Ook daar is de spanning tussen zijn goddelijke opdracht en zijn menselijke angst voor het lijden. Maar, ook bij Jezus is er dat vuur dat in zijn hart brandt, dat niet te blussen is. ‘Hoe verlang ik er naar de wil van de Vader te vervullen’, ook als dat gepaard gaat met lijden. Niet dat hij kiest voor het lijden. Maar, hij wil er doorheen gaan, als Hij daarmee tot de Vader kan komen.
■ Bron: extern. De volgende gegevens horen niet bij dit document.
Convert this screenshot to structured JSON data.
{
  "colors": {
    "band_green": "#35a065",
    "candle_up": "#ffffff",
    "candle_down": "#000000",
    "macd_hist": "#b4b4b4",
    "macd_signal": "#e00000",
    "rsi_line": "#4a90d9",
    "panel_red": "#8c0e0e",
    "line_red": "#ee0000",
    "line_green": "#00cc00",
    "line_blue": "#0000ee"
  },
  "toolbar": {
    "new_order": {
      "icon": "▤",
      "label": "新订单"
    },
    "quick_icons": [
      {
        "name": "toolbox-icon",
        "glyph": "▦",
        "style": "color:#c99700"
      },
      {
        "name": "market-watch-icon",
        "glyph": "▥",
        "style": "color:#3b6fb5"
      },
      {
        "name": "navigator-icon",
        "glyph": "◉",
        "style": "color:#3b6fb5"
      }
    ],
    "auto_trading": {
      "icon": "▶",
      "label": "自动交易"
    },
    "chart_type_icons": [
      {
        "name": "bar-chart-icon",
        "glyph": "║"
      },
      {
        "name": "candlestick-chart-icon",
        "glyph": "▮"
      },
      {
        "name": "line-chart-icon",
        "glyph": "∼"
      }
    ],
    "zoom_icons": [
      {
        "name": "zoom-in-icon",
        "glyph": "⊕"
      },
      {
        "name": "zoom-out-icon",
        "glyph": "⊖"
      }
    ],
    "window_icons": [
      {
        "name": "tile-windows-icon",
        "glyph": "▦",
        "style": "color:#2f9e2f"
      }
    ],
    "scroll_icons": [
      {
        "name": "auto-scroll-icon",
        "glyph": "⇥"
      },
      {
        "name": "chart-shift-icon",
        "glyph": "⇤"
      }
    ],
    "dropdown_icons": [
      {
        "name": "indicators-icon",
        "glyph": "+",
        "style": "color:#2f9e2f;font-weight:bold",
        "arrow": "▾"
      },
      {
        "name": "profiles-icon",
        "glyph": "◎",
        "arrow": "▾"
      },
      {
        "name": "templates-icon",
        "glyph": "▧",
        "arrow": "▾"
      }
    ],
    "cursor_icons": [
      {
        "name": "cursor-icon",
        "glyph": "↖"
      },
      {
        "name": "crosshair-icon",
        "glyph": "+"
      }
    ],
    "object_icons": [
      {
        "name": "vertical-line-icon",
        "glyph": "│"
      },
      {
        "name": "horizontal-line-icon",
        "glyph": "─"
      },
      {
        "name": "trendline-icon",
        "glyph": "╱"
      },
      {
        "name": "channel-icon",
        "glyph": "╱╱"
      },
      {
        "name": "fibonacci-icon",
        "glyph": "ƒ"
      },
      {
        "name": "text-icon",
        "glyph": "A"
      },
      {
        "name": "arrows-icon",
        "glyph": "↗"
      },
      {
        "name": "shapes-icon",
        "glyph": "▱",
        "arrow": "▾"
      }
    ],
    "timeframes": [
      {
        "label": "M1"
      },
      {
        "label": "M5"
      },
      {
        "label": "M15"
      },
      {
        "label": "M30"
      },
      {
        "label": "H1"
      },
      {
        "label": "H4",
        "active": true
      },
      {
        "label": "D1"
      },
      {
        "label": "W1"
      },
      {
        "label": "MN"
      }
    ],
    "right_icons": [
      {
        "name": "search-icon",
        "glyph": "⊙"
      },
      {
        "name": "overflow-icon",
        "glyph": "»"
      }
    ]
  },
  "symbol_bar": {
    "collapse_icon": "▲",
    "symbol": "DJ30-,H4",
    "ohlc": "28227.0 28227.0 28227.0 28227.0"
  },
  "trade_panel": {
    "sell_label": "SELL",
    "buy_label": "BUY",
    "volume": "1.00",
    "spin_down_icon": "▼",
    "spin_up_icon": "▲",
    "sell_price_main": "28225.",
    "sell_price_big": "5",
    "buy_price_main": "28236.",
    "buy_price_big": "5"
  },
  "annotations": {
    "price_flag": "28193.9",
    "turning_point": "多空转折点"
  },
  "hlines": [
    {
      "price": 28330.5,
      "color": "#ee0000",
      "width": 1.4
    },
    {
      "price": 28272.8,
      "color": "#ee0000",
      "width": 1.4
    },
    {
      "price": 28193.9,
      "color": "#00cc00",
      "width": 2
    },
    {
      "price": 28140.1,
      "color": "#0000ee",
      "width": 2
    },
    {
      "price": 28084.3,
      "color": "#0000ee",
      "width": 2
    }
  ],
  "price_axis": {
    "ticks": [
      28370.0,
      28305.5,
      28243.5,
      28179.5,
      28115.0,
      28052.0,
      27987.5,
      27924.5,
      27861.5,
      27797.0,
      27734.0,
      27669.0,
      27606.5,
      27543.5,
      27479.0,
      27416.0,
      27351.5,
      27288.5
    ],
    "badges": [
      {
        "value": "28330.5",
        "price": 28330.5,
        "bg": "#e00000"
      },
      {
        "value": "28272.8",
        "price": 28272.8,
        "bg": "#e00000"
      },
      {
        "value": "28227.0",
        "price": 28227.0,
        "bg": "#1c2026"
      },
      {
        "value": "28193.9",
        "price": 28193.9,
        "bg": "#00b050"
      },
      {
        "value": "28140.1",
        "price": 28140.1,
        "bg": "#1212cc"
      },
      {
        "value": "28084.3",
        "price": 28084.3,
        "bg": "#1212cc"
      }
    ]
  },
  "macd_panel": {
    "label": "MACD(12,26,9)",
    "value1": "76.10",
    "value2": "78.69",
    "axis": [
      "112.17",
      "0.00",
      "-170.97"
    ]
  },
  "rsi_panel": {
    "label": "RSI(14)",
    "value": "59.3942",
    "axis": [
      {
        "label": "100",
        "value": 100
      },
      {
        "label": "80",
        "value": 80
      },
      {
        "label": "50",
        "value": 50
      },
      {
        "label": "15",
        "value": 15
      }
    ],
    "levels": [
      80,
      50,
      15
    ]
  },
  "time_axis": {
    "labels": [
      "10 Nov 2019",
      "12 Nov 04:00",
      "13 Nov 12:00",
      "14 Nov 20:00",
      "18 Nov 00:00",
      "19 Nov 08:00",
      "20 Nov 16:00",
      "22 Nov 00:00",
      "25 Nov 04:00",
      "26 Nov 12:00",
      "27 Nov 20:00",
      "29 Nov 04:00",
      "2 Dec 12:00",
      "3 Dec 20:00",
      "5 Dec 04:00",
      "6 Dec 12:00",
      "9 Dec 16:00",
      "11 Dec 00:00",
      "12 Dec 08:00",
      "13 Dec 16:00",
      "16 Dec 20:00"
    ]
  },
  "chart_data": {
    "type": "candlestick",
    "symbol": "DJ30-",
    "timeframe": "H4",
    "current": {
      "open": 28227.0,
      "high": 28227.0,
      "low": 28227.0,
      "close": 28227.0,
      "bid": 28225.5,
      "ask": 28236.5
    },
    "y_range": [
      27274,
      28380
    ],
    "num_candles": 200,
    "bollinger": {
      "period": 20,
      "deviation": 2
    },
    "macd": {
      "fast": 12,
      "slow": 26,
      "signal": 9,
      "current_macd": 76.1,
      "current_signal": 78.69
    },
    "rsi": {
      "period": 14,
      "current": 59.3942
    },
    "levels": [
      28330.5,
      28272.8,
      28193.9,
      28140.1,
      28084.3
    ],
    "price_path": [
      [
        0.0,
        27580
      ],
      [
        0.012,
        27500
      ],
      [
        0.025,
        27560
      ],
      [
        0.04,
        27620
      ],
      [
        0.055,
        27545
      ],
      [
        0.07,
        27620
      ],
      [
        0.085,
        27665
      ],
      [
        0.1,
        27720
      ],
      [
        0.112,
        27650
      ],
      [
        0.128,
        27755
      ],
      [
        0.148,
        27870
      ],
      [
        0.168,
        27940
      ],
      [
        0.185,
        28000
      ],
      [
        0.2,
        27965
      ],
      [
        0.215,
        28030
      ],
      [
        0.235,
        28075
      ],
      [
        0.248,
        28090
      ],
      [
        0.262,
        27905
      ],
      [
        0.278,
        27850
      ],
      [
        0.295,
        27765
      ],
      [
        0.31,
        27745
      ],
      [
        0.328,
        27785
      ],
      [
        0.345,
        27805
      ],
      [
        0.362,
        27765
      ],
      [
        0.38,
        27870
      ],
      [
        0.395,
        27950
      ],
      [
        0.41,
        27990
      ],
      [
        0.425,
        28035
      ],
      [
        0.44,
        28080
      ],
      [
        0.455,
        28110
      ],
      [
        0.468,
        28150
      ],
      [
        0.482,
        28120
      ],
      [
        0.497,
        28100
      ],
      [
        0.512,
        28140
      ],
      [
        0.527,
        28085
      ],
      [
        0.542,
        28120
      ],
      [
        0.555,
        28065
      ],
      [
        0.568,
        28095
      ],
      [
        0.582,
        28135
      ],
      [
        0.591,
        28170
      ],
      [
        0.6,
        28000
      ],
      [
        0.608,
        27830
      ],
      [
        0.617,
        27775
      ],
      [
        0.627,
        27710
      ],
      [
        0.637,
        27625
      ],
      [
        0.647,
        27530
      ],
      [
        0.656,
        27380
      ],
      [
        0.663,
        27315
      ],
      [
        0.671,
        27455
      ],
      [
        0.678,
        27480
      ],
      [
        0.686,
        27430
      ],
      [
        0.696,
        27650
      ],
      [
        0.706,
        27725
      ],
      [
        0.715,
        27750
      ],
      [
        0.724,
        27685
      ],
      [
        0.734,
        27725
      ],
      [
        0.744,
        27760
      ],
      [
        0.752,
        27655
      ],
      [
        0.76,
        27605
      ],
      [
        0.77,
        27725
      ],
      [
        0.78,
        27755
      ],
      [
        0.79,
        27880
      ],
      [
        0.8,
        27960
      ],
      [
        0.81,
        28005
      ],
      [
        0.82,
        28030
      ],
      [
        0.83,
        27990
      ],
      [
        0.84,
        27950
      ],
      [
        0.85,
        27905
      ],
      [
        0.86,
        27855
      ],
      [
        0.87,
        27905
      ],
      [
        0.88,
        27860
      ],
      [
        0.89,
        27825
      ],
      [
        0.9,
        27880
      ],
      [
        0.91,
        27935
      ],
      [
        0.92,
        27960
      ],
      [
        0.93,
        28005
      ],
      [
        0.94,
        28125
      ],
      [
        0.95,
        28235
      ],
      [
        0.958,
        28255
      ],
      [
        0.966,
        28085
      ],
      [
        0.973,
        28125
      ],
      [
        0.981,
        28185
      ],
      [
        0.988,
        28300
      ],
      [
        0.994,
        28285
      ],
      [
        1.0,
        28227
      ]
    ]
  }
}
Hij is bereid zijn leven te geven.

En dan komen die moeilijke woorden over de navolging: “Wie echter Mij

aan wil komen, moet zichzelf verloochenen, zijn kruis op zich nemen en Mij volgen.

Want, ieder die zijn leven wil behouden, zal het verliezen, maar wie zijn leven verliest omwille mij, zal het behouden”. Daarmee worden wij aangesproken, als de vierde persoon: u en ik. Ook in ons eigen leven hebben we te maken met lijden. Je hoeft het niet op te zoeken, het komt er toch wel. En het is er misschien al. Maar, de mens die kiest voor een leven voor God en voor de medemens zal het soms moeilijk te verduren krijgen.

Dan zijn we ook wel eens geneigd het bijltje er bij neer te gooien. ‘Het hoeft allemaal niet meer. Ik ben het zat. Misschien zeggen we het Jeremia wel na: ‘God, je hebt mij verleid, en ik ben bezweken. Maar, ik wil niet meer. Ook wij ervaren die spanning tussen onze roeping als christen en ons feitelijk leven met alle tegenslag en lijden.

 

Mogen we dan vragen om die innerlijke bewogenheid, dat vuur, in ons niet te blussen, zoals bij Jeremia, bij Petrus en vooral bij Jezus. Hem achterna. Met die man van Nazareth, Jezus Christus, zijn we in goede gezelschap. “Kom maar achter me aan, en je zult leven”. Dan zal er ook in ons hart een vuur oplaaien, dat brand in ons gebeente.

In de naam van de Vader en de Zoon en de heilige Geest. Amen.